正点原子IMX6ULL阿尔法USB摄像头的远程调用(六)配带口罩检测制作

上一次把前期都作完了,下面可以开始制作了。。。。先来看看源码吧。。。。

检测算法源码初探

打开opencv_dnn_infer.py文件,我们可以初步看一下程序是如何执行的。。。

if __name__ == "__main__":
    parser = argparse.ArgumentParser(description="Face Mask Detection")
    parser.add_argument('--proto', type=str, default='models/face_mask_detection.prototxt', help='prototxt path')
    parser.add_argument('--model', type=str, default='models/face_mask_detection.caffemodel', help='model path')
    parser.add_argument('--img-mode', type=int, default=0, help='set 1 to run on image, 0 to run on video.')
    parser.add_argument('--img-path', type=str, default='img/demo2.jpg', help='path to your image.')
    parser.add_argument('--video-path', type=str, default='0', help='path to your video, `0` means to use camera.')
    # parser.add_argument('--hdf5', type=str, help='keras hdf5 file')
    args = parser.parse_args()

    Net = cv2.dnn.readNet(args.model, args.proto)
    if args.img_mode:
        img = cv2.imread(args.img_path)
        img = cv2.cvtColor(img, cv2.COLOR_BGR2RGB)
        result = inference(Net, img, target_shape=(260, 260))
        cv2.namedWindow('detect', cv2.WINDOW_NORMAL)
        cv2.imshow('detect', result[:,:,::-1])
        cv2.waitKey(0)
        cv2.destroyAllWindows()
    else:
        video_path = args.video_path
        if args.video_path == '0':
            video_path = 0
        run_on_video(Net, video_path, conf_thresh=0.5)

在opencv_dnn_infer.py主程序中,我们可以分析一下:
在第3行和第4行,是检测算法模型文件所存放的地址,这两个文件需要传送给第11行的Net = cv2.dnn.readNet(args.model, args.proto),其中args.model的地址为’models/face_mask_detection.caffemodel’,而args.proto的地址为’models/face_mask_detection.prototxt’,
第5行是为img-mode参数进行赋值,img-mode可以有两个参数,一个是1,进行图片识别,另一个是0,进行摄像头或视频识别,这个参数在程序执行时是在命令行进行输入的,在下面这句命令中加粗斜体部分就是为img-mode进行赋值:
python opencv_dnn_infer.py –img-mode 1 --img-path /path/to/your/img ,命令行中所赋的值传入程序中进行执行。。。。
第6行是为img-path参数进行赋值,img-path也是从命令行传入的,可以从上面命令的最后一部分找到,如果不输入的话,默认调用同级目录下’img/demo2.jpg’图片。。。
第7行是为video-path参数进行赋值,video-path也是从命令行传入,例如把img-path换成video-path就可以,如果输入0,表示调取摄像头,如果调取视频,则输入相应的路径就可以了。。。
下面的if…else语句,用img_mode来区分图片识别,还是视频摄像头识别。。。

摄像头远程调用界面设计

如下图所示。
正点原子IMX6ULL阿尔法USB摄像头的远程调用(六)配带口罩检测制作_第1张图片
界面超简单,有四个按钮,和几个Label控件,源码中都定义了,不再赘述。。。。执行时如下图。。。。正点原子IMX6ULL阿尔法USB摄像头的远程调用(六)配带口罩检测制作_第2张图片

本例程源码

# -*- coding: utf-8 -*-

# Form implementation generated from reading ui file 'F:\源代码\video.ui'
#
# Created by: PyQt5 UI code generator 5.11.3
#
# WARNING! All changes made in this file will be lost!

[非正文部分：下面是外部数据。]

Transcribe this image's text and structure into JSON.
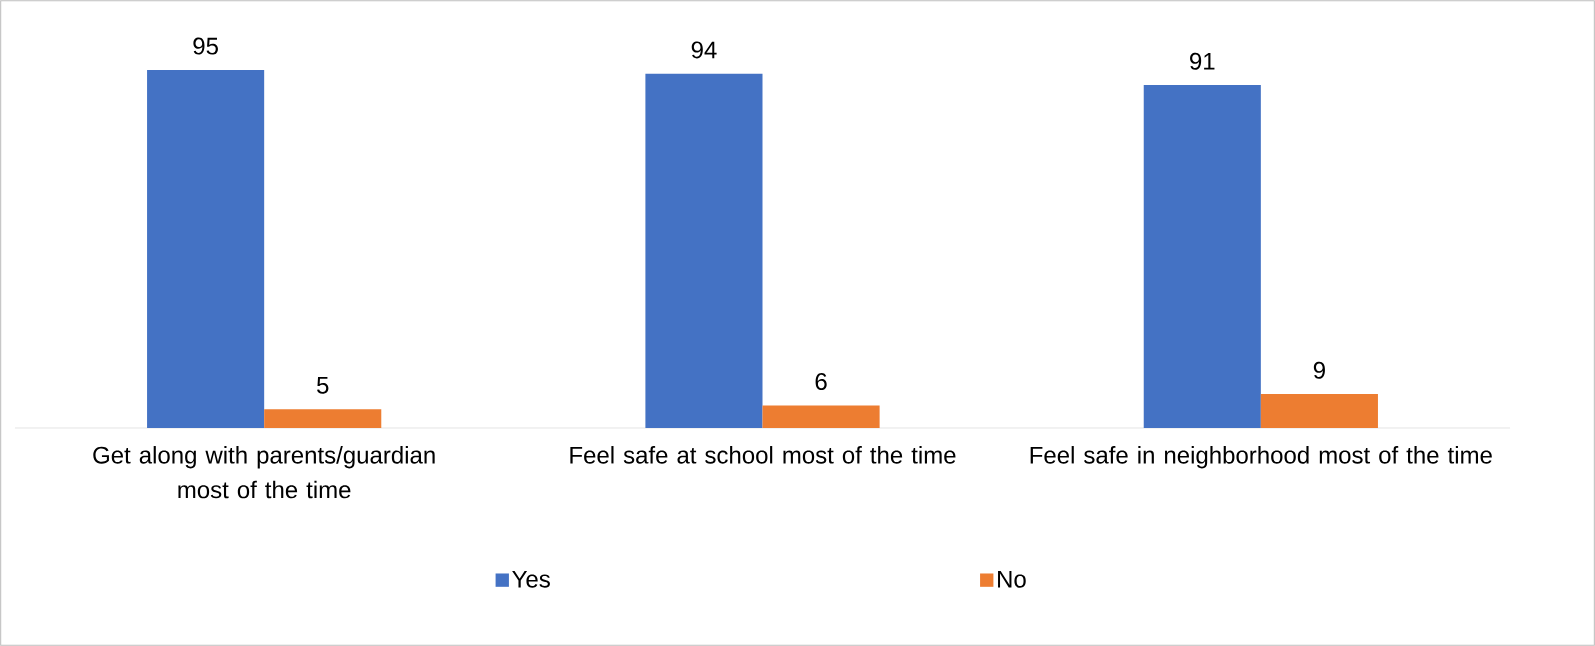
{
  "chart_data": {
    "type": "bar",
    "categories": [
      "Get along with parents/guardian most of the time",
      "Feel safe at school most of the time",
      "Feel safe in neighborhood most of the time"
    ],
    "series": [
      {
        "name": "Yes",
        "color": "#4472c4",
        "values": [
          95,
          94,
          91
        ]
      },
      {
        "name": "No",
        "color": "#ed7d31",
        "values": [
          5,
          6,
          9
        ]
      }
    ],
    "data_labels": true,
    "legend": "bottom"
  }
}
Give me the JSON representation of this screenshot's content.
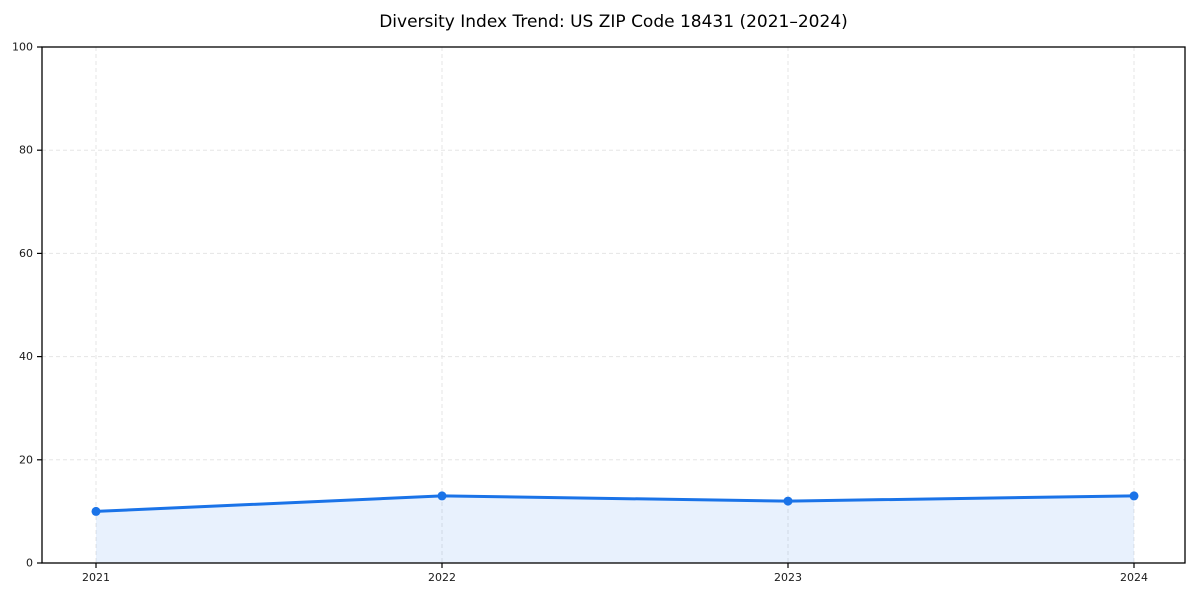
{
  "chart_data": {
    "type": "line",
    "title": "Diversity Index Trend: US ZIP Code 18431 (2021–2024)",
    "x": [
      2021,
      2022,
      2023,
      2024
    ],
    "series": [
      {
        "name": "Diversity Index",
        "values": [
          10,
          13,
          12,
          13
        ]
      }
    ],
    "xlabel": "",
    "ylabel": "",
    "ylim": [
      0,
      100
    ],
    "yticks": [
      0,
      20,
      40,
      60,
      80,
      100
    ],
    "xtick_labels": [
      "2021",
      "2022",
      "2023",
      "2024"
    ],
    "ytick_labels": [
      "0",
      "20",
      "40",
      "60",
      "80",
      "100"
    ],
    "grid": true,
    "grid_style": "dashed",
    "legend": false,
    "area_fill": true,
    "marker": "circle",
    "colors": {
      "line": "#1a73e8",
      "marker": "#1a73e8",
      "area_fill": "rgba(26,115,232,0.10)",
      "grid": "#e5e5e5",
      "spine": "#000000",
      "tick_label": "#1a1a1a",
      "background": "#ffffff"
    }
  }
}
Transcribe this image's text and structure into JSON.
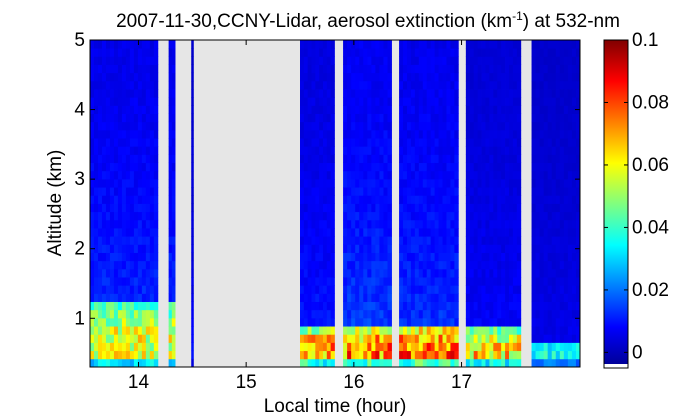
{
  "chart_data": {
    "type": "heatmap",
    "title_prefix": "2007-11-30,CCNY-Lidar, aerosol extinction (km",
    "title_sup": "-1",
    "title_suffix": ") at 532-nm",
    "xlabel": "Local time (hour)",
    "ylabel": "Altitude (km)",
    "xlim": [
      13.55,
      18.1
    ],
    "ylim": [
      0.3,
      5
    ],
    "xticks": [
      14,
      15,
      16,
      17
    ],
    "yticks": [
      1,
      2,
      3,
      4,
      5
    ],
    "colorbar": {
      "range": [
        -0.005,
        0.1
      ],
      "ticks": [
        0,
        0.02,
        0.04,
        0.06,
        0.08,
        0.1
      ],
      "tick_labels": [
        "0",
        "0.02",
        "0.04",
        "0.06",
        "0.08",
        "0.1"
      ]
    },
    "colors": {
      "no_data": "#e6e6e6",
      "colormap": "jet"
    },
    "segments": [
      {
        "t0": 13.55,
        "t1": 14.18,
        "boundary_layer_top_km": 1.2,
        "peak_extinction": 0.07,
        "background_extinction": 0.012
      },
      {
        "t0": 14.28,
        "t1": 14.34,
        "boundary_layer_top_km": 1.2,
        "peak_extinction": 0.07,
        "background_extinction": 0.012
      },
      {
        "t0": 14.49,
        "t1": 14.51,
        "boundary_layer_top_km": 1.0,
        "peak_extinction": 0.01,
        "background_extinction": 0.006
      },
      {
        "t0": 15.5,
        "t1": 15.82,
        "boundary_layer_top_km": 0.9,
        "peak_extinction": 0.085,
        "background_extinction": 0.01
      },
      {
        "t0": 15.9,
        "t1": 16.35,
        "boundary_layer_top_km": 0.9,
        "peak_extinction": 0.09,
        "background_extinction": 0.014
      },
      {
        "t0": 16.42,
        "t1": 16.97,
        "boundary_layer_top_km": 0.9,
        "peak_extinction": 0.095,
        "background_extinction": 0.013
      },
      {
        "t0": 17.04,
        "t1": 17.55,
        "boundary_layer_top_km": 0.85,
        "peak_extinction": 0.08,
        "background_extinction": 0.008
      },
      {
        "t0": 17.65,
        "t1": 18.1,
        "boundary_layer_top_km": 0.7,
        "peak_extinction": 0.045,
        "background_extinction": 0.006
      }
    ]
  }
}
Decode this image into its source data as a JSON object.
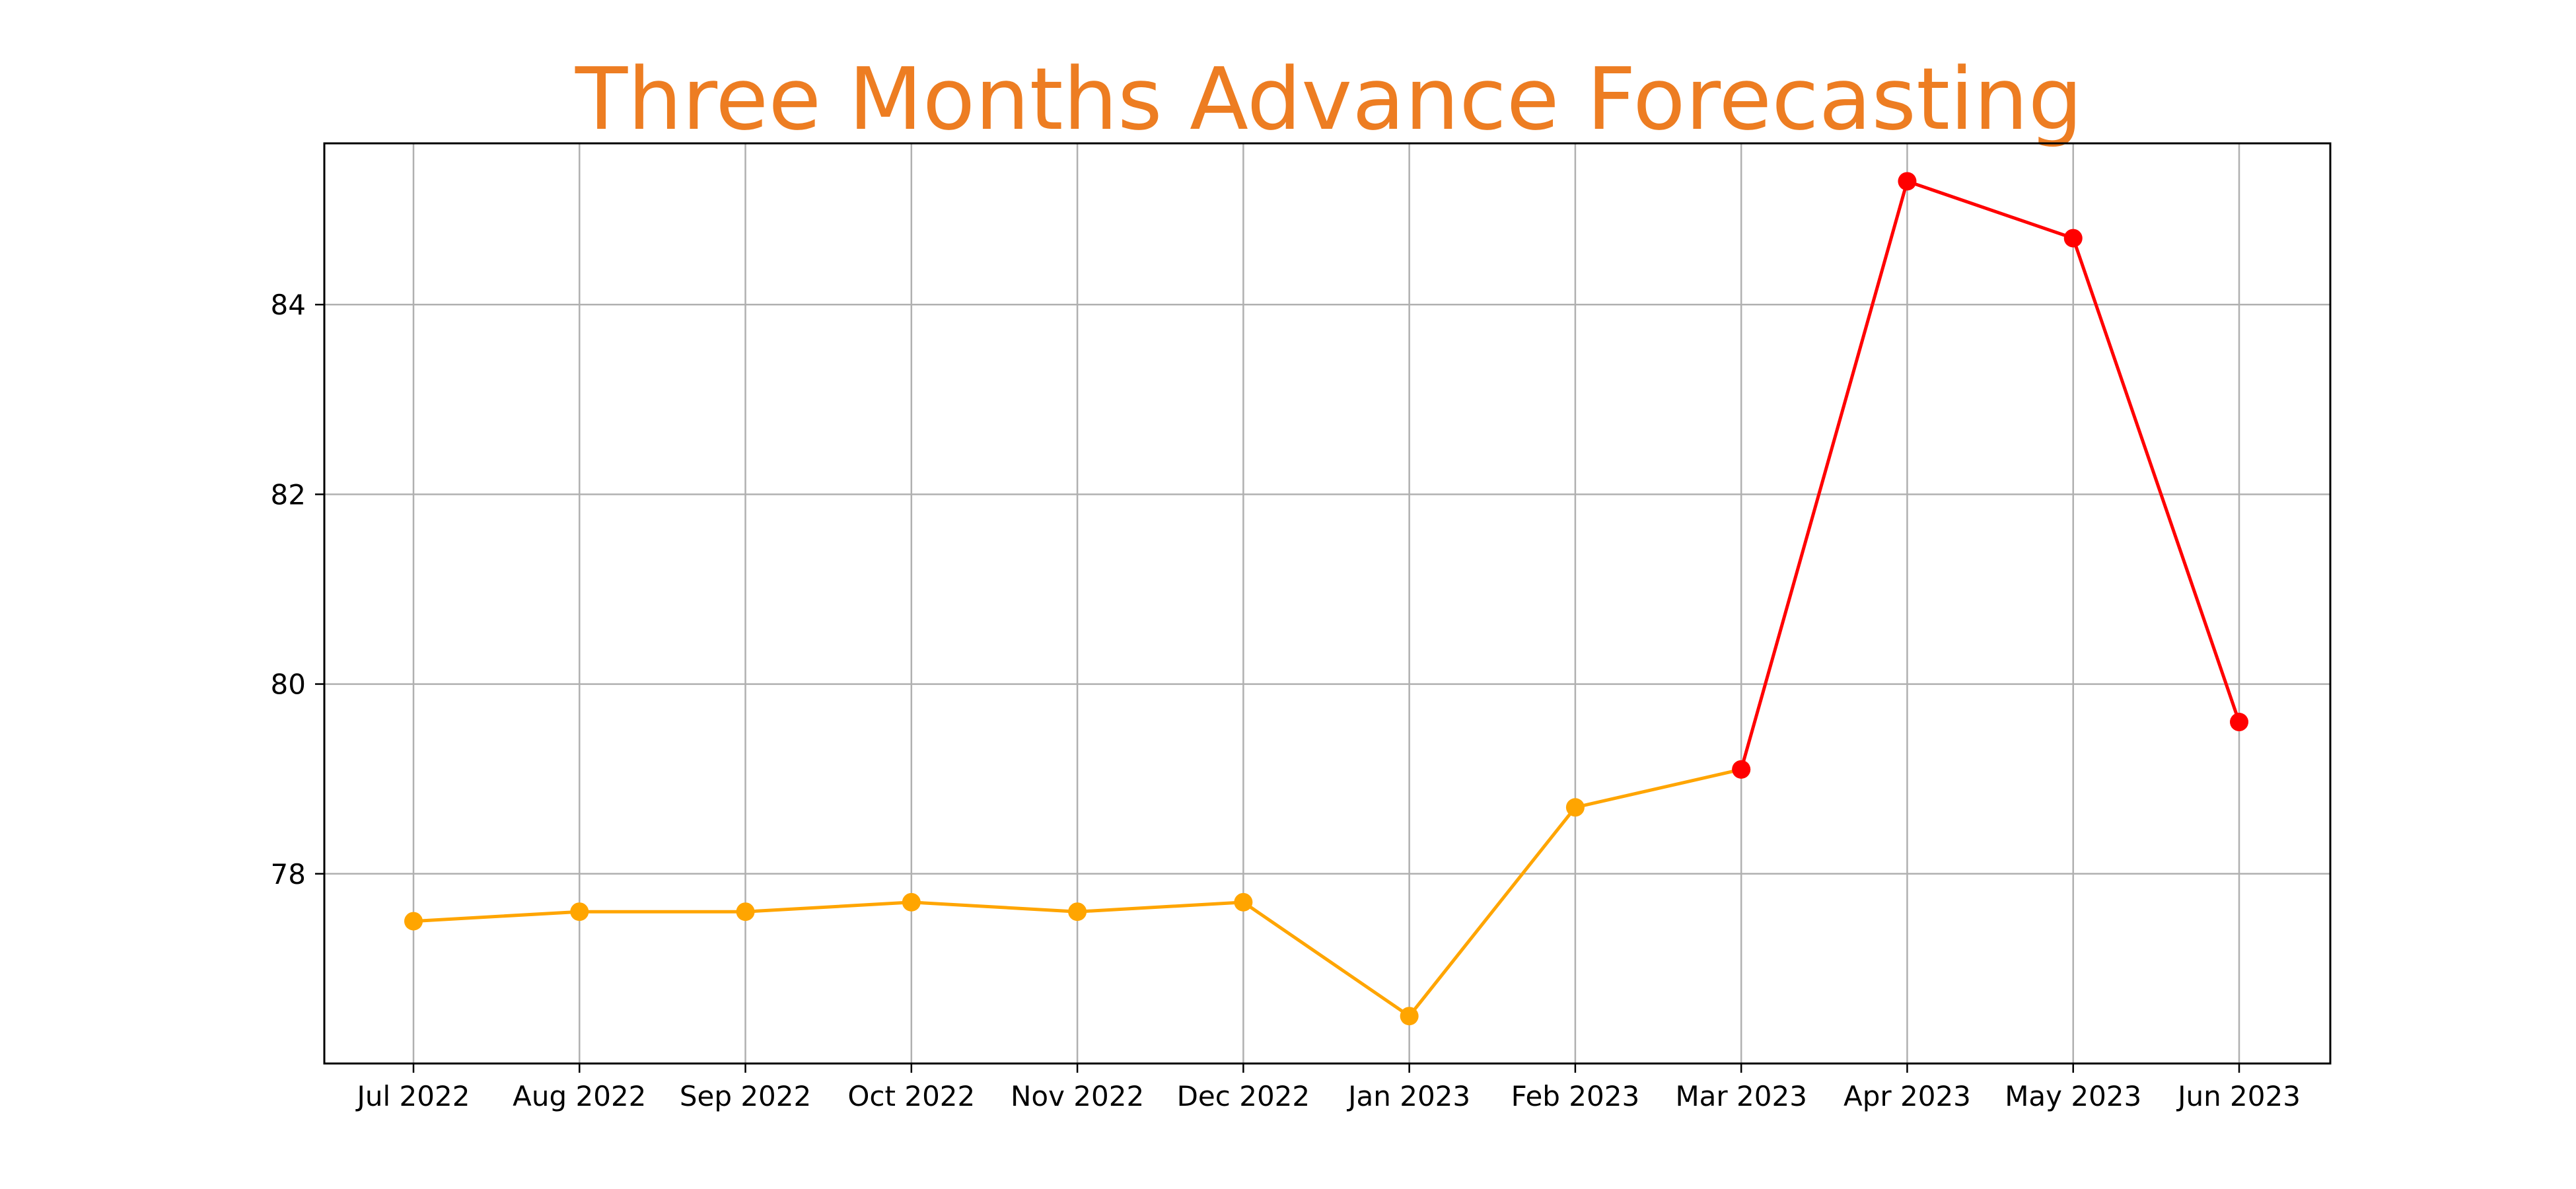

from PyQt5 import QtCore, QtGui, QtWidgets
from PyQt5.QtGui import QIcon, QPixmap, QPainter, QPen
from PyQt5.QtWidgets import *
import threading
from threading import *
import sys
import cv2
import requests
import numpy as np
from PyQt5.Qt import Qt
import time
import argparse
from utils.anchor_generator import generate_anchors
from utils.anchor_decode import decode_bbox
from utils.nms import single_class_non_max_suppression
from PIL import Image, ImageDraw, ImageFont
from TypeConversion import *
feature_map_sizes = [[33, 33], [17, 17], [9, 9], [5, 5], [3, 3]]
anchor_sizes = [[0.04, 0.056], [0.08, 0.11], [0.16, 0.22], [0.32, 0.45], [0.64, 0.72]]
anchor_ratios = [[1, 0.62, 0.42]] * 5

# generate anchors
anchors = generate_anchors(feature_map_sizes, anchor_sizes, anchor_ratios)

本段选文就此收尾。